Estamos creciendo en un contexto en el que el principal valor es el material y la mayor libertad está adherida a la idea de consumir o tener riqueza material. El modelo global de la economía libre no tiene otra bandera que el enriquecimiento irrestricto.

A lo largo del siglo pasado, se ha ido resquebrajando la organización de las necesidades gregarias, propias de la especie, en favor de un modelo individualista y egocéntrico; “la era del narcisismo”, la llaman algunos.

Pero es, también, la era del vacío, de la caída libre -que es esa “libertad” de la que “gozamos”-, en medio del vértigo de un desencuentro que clama por reencontrar el asidero de nuestro afectos y el camino hacia una intimidad posible, hacia el sentido común, que pareciera hoy más perdido que nunca.

2 comentarios:

Галина dijo...

Pero el Nihilismo no se trata de ser un idiota que se anula hasta convertirse en una especie de feto dentro de su cascarón de inutilidad. El Nihilismo es una corriente filosófica que propone una gran verdad que a la mayoría de gente le aterra reconocer: que la vida no tiene un propósito o sentido más allá de la existencia misma como único propósito.
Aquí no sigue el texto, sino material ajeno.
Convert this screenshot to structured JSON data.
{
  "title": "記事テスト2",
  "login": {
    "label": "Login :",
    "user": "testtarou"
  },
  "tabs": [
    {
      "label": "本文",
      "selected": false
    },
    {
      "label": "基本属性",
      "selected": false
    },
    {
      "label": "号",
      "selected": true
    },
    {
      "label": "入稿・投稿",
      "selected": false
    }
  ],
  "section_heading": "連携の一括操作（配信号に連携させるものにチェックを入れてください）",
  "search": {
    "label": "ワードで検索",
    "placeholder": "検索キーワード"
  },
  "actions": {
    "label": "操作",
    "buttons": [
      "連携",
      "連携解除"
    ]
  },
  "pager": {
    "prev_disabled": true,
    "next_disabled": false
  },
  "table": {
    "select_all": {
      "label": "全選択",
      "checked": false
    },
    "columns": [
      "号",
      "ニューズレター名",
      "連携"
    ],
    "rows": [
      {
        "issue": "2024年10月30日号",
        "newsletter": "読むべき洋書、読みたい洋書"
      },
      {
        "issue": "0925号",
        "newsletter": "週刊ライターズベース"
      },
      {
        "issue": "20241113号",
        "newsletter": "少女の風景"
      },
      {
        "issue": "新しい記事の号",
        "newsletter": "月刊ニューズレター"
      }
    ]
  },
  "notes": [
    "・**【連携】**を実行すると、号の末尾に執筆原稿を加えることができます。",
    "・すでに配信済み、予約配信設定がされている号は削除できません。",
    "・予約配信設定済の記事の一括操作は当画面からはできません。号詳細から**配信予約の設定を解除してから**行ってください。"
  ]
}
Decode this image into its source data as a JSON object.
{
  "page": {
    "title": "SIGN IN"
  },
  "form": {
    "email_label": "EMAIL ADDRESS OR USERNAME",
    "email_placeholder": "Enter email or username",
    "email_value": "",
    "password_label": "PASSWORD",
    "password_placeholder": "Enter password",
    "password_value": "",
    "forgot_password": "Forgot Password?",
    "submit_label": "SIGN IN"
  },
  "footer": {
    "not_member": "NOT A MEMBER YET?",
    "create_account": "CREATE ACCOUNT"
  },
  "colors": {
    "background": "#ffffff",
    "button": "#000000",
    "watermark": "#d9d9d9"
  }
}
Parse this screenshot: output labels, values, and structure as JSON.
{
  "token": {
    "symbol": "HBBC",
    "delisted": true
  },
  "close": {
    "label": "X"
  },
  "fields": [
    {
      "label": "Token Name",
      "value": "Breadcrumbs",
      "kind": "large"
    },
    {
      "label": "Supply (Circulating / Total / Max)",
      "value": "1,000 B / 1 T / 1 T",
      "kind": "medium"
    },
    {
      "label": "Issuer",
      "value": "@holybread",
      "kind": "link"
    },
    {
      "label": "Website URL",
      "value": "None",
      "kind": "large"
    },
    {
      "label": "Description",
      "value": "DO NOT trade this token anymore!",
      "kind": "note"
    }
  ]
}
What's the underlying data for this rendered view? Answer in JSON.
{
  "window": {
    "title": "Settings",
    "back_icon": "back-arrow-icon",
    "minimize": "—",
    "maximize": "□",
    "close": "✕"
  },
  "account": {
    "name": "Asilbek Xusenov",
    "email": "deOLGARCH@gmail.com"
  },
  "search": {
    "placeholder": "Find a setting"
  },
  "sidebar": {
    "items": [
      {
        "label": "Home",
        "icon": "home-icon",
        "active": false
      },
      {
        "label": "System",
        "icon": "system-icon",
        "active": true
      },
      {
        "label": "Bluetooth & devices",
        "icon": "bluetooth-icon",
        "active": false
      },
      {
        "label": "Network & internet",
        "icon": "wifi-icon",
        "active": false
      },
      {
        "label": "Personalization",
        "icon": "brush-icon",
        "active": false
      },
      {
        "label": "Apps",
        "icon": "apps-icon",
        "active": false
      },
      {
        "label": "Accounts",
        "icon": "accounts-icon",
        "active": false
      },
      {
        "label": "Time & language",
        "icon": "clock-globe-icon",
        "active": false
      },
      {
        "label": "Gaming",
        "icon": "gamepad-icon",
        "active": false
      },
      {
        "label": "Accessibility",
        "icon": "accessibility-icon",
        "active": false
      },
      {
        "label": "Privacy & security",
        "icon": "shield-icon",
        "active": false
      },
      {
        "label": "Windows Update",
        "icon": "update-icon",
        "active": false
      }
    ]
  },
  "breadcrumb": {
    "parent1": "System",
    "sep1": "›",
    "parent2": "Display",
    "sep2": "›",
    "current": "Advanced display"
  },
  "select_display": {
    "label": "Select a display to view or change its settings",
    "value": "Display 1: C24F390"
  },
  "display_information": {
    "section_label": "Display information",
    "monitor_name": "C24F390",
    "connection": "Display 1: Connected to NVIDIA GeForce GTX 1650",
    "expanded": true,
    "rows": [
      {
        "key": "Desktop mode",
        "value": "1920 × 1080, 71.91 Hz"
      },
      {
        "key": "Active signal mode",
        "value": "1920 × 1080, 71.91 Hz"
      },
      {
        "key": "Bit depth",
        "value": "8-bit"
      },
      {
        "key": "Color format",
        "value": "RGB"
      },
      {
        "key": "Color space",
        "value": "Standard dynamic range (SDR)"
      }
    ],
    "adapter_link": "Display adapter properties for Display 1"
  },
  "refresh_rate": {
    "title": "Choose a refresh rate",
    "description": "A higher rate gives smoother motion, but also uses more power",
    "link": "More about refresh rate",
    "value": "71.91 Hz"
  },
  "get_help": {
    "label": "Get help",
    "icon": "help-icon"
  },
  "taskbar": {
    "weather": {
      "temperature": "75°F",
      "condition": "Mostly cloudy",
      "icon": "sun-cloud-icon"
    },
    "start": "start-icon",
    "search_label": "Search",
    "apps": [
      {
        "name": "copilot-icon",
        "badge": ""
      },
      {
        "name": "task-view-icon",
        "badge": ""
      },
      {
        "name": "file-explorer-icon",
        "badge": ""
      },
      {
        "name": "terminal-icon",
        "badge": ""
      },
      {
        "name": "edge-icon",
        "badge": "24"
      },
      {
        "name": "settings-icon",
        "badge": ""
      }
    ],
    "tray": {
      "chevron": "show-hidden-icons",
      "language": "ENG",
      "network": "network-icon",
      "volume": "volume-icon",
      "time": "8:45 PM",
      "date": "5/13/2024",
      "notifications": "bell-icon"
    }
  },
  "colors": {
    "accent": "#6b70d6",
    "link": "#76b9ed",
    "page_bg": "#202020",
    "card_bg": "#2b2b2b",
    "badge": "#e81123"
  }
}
No creer en nada, no tiene nada que ver con patologías histéricas o esquizofrénicas, sino mas bien con el convencimiento del valor y qcompromiso que implica aceptar la solitud del hombre; es éste,un concepto oriental, pero totalmente alejado del síndrome Hikikomori, que tiene sus raíces en el Budismo y el Taoísmo.

Elsa Lorena Vélez Guerrero. dijo...

Hce un tiempo lei del sindrome que se habla en este post, sin embargo solo he escuchado que se da en Japon, la tecnologia y el consume absorben y marcan nuestros dias, en un mundo materialista, muy buen post, muy interesante.